Penularan Bahasa Daerah

 10 tahun sudah saya tinggal di Kota Padangsidimpuan, Kota Salak julukannya, dan tentu sudah banyak pula saya berjumpa dengan orang dari etnis, budaya, dan bahasa yang berbeda pula. Bukan men"judge" bahwa beberapa orang perantau dan Mahasiswa sering mangata-ngatai atau mengejek dengan bahasa ibu, saya yakin banyak perantau dan Mahasiswa yang sangat baik budi pekertinya karena dia tahu dia berada di rantau orang.

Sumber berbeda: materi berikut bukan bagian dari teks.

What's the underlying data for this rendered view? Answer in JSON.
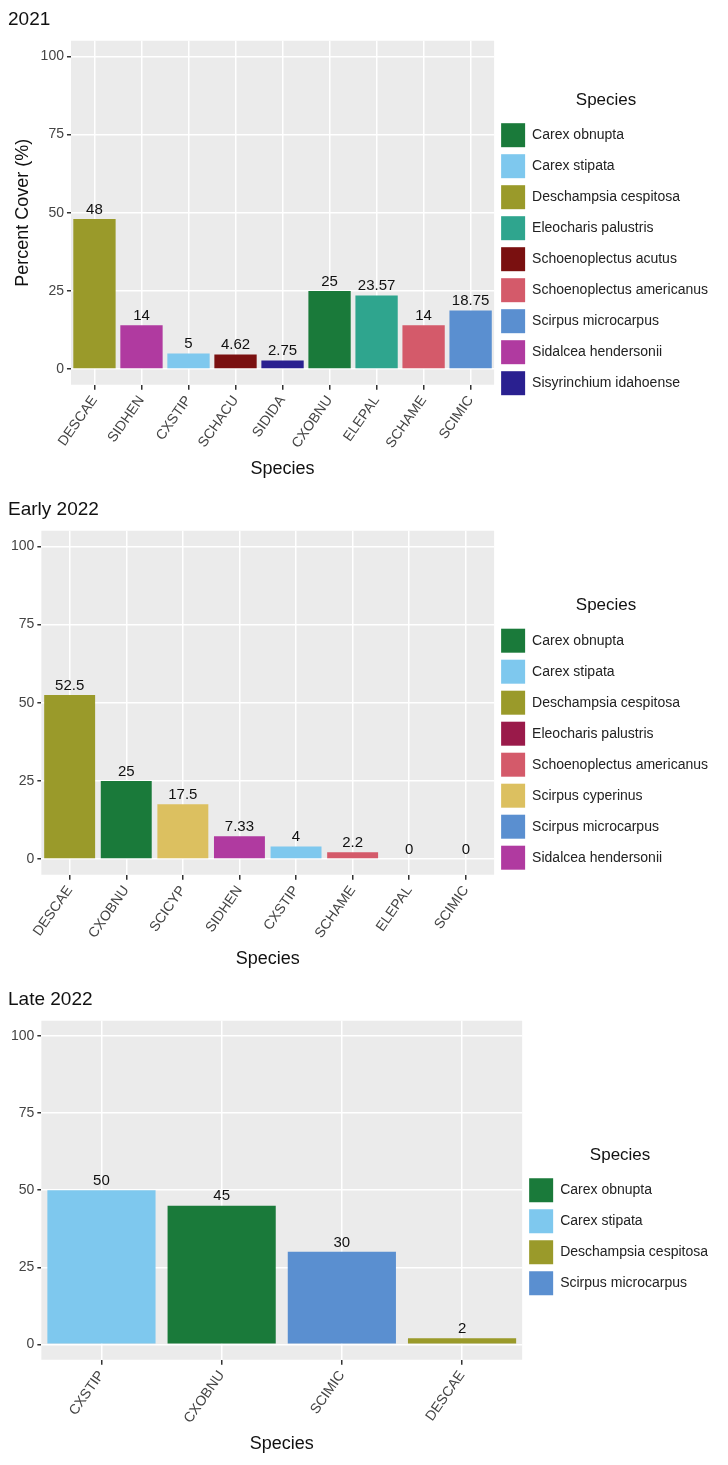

Perantau dan Mahasiswa dengan bahasa ibunya sendiri yang tidak dimengerti oleh orang lain, pergunakanlah seperlunya. Karena bahasa merupakan salah satu ciri khas daerah tersebut.

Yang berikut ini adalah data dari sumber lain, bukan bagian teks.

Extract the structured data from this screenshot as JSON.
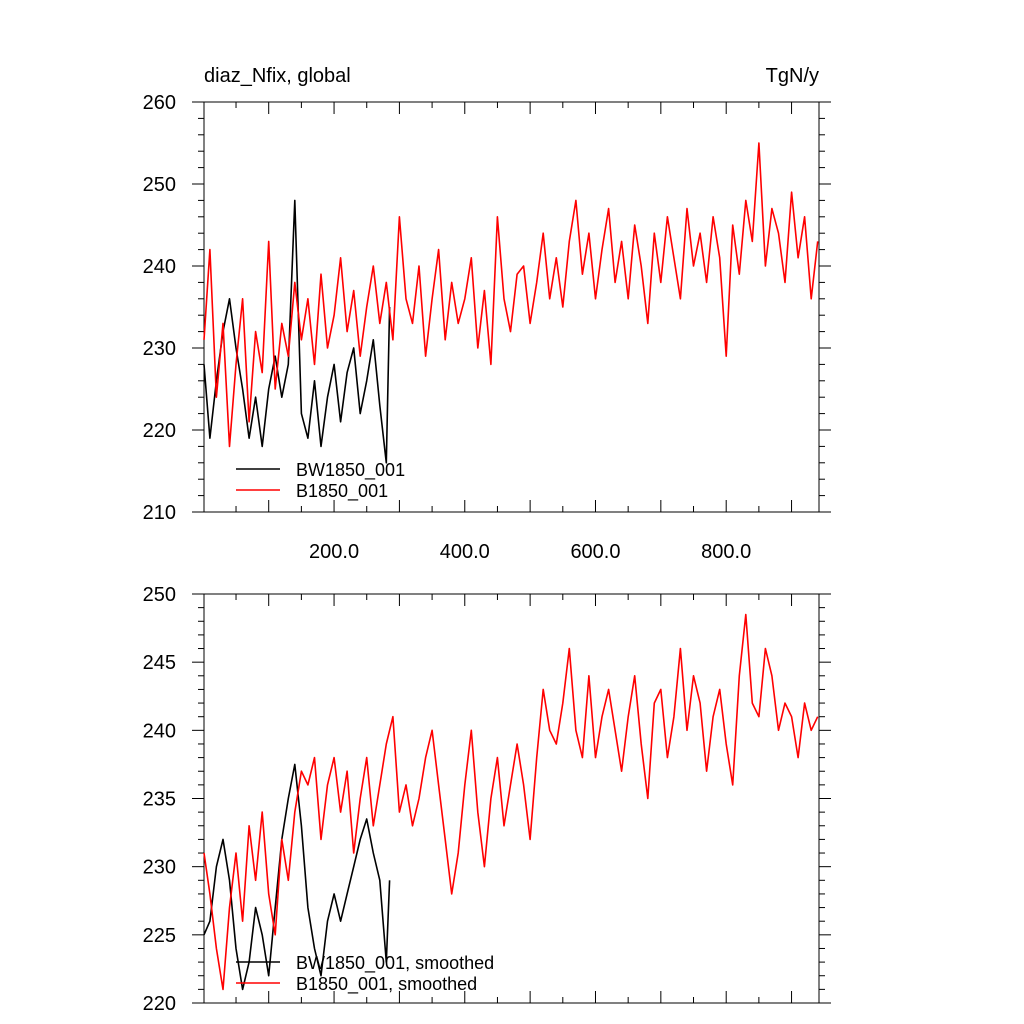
{
  "chart_data": [
    {
      "type": "line",
      "title_left": "diaz_Nfix, global",
      "title_right": "TgN/y",
      "xlim": [
        1,
        942
      ],
      "ylim": [
        210,
        260
      ],
      "x_ticks": [
        200,
        400,
        600,
        800
      ],
      "x_tick_labels": [
        "200.0",
        "400.0",
        "600.0",
        "800.0"
      ],
      "y_ticks": [
        210,
        220,
        230,
        240,
        250,
        260
      ],
      "y_tick_labels": [
        "210",
        "220",
        "230",
        "240",
        "250",
        "260"
      ],
      "legend_position": "bottom-left",
      "series": [
        {
          "name": "BW1850_001",
          "color": "#000000",
          "x": [
            1,
            10,
            20,
            30,
            40,
            50,
            60,
            70,
            80,
            90,
            100,
            110,
            120,
            130,
            140,
            150,
            160,
            170,
            180,
            190,
            200,
            210,
            220,
            230,
            240,
            250,
            260,
            270,
            280,
            285
          ],
          "y": [
            228,
            219,
            226,
            232,
            236,
            230,
            225,
            219,
            224,
            218,
            225,
            229,
            224,
            228,
            248,
            222,
            219,
            226,
            218,
            224,
            228,
            221,
            227,
            230,
            222,
            226,
            231,
            223,
            216,
            235
          ]
        },
        {
          "name": "B1850_001",
          "color": "#ff0000",
          "x": [
            1,
            10,
            20,
            30,
            40,
            50,
            60,
            70,
            80,
            90,
            100,
            110,
            120,
            130,
            140,
            150,
            160,
            170,
            180,
            190,
            200,
            210,
            220,
            230,
            240,
            250,
            260,
            270,
            280,
            290,
            300,
            310,
            320,
            330,
            340,
            350,
            360,
            370,
            380,
            390,
            400,
            410,
            420,
            430,
            440,
            450,
            460,
            470,
            480,
            490,
            500,
            510,
            520,
            530,
            540,
            550,
            560,
            570,
            580,
            590,
            600,
            610,
            620,
            630,
            640,
            650,
            660,
            670,
            680,
            690,
            700,
            710,
            720,
            730,
            740,
            750,
            760,
            770,
            780,
            790,
            800,
            810,
            820,
            830,
            840,
            850,
            860,
            870,
            880,
            890,
            900,
            910,
            920,
            930,
            940
          ],
          "y": [
            231,
            242,
            224,
            233,
            218,
            228,
            236,
            221,
            232,
            227,
            243,
            225,
            233,
            229,
            238,
            231,
            236,
            228,
            239,
            230,
            234,
            241,
            232,
            237,
            229,
            235,
            240,
            233,
            238,
            231,
            246,
            236,
            233,
            240,
            229,
            236,
            242,
            231,
            238,
            233,
            236,
            241,
            230,
            237,
            228,
            246,
            236,
            232,
            239,
            240,
            233,
            238,
            244,
            236,
            241,
            235,
            243,
            248,
            239,
            244,
            236,
            242,
            247,
            238,
            243,
            236,
            245,
            240,
            233,
            244,
            238,
            246,
            241,
            236,
            247,
            240,
            244,
            238,
            246,
            241,
            229,
            245,
            239,
            248,
            243,
            255,
            240,
            247,
            244,
            238,
            249,
            241,
            246,
            236,
            243
          ]
        }
      ]
    },
    {
      "type": "line",
      "xlim": [
        1,
        942
      ],
      "ylim": [
        220,
        250
      ],
      "y_ticks": [
        220,
        225,
        230,
        235,
        240,
        245,
        250
      ],
      "y_tick_labels": [
        "220",
        "225",
        "230",
        "235",
        "240",
        "245",
        "250"
      ],
      "legend_position": "bottom-left",
      "series": [
        {
          "name": "BW1850_001, smoothed",
          "color": "#000000",
          "x": [
            1,
            10,
            20,
            30,
            40,
            50,
            60,
            70,
            80,
            90,
            100,
            110,
            120,
            130,
            140,
            150,
            160,
            170,
            180,
            190,
            200,
            210,
            220,
            230,
            240,
            250,
            260,
            270,
            280,
            285
          ],
          "y": [
            225,
            226,
            230,
            232,
            229,
            224,
            221,
            223,
            227,
            225,
            222,
            227,
            232,
            235,
            237.5,
            233,
            227,
            224,
            222,
            226,
            228,
            226,
            228,
            230,
            232,
            233.5,
            231,
            229,
            223,
            229
          ]
        },
        {
          "name": "B1850_001, smoothed",
          "color": "#ff0000",
          "x": [
            1,
            10,
            20,
            30,
            40,
            50,
            60,
            70,
            80,
            90,
            100,
            110,
            120,
            130,
            140,
            150,
            160,
            170,
            180,
            190,
            200,
            210,
            220,
            230,
            240,
            250,
            260,
            270,
            280,
            290,
            300,
            310,
            320,
            330,
            340,
            350,
            360,
            370,
            380,
            390,
            400,
            410,
            420,
            430,
            440,
            450,
            460,
            470,
            480,
            490,
            500,
            510,
            520,
            530,
            540,
            550,
            560,
            570,
            580,
            590,
            600,
            610,
            620,
            630,
            640,
            650,
            660,
            670,
            680,
            690,
            700,
            710,
            720,
            730,
            740,
            750,
            760,
            770,
            780,
            790,
            800,
            810,
            820,
            830,
            840,
            850,
            860,
            870,
            880,
            890,
            900,
            910,
            920,
            930,
            940
          ],
          "y": [
            231,
            228,
            224,
            221,
            227,
            231,
            226,
            233,
            229,
            234,
            228,
            225,
            232,
            229,
            234,
            237,
            236,
            238,
            232,
            236,
            238,
            234,
            237,
            231,
            235,
            238,
            233,
            236,
            239,
            241,
            234,
            236,
            233,
            235,
            238,
            240,
            236,
            232,
            228,
            231,
            236,
            240,
            234,
            230,
            235,
            238,
            233,
            236,
            239,
            236,
            232,
            238,
            243,
            240,
            239,
            242,
            246,
            240,
            238,
            244,
            238,
            241,
            243,
            240,
            237,
            241,
            244,
            239,
            235,
            242,
            243,
            238,
            241,
            246,
            240,
            244,
            242,
            237,
            241,
            243,
            239,
            236,
            244,
            248.5,
            242,
            241,
            246,
            244,
            240,
            242,
            241,
            238,
            242,
            240,
            241
          ]
        }
      ]
    }
  ]
}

Di tempat saya berdomisili saat ini Saya kerap dapat pertanyaan dari teman teman perantau atau Mahasiswa dengan daerah etnis, budaya dan bahasa yang berbeda "apasih artinya ini" (umpatan atau kata yang tidak enak didengar). Sangat tidak nyaman akan situasi itu.


Siapapun anda, dimanapun anda merantau atau bersekolah dimanapun. Tolonglah  jangan sampai bahasa kampung halaman kita hanya dikenal dengan bahasa umpatan atau berupa ejekan sejenisnya.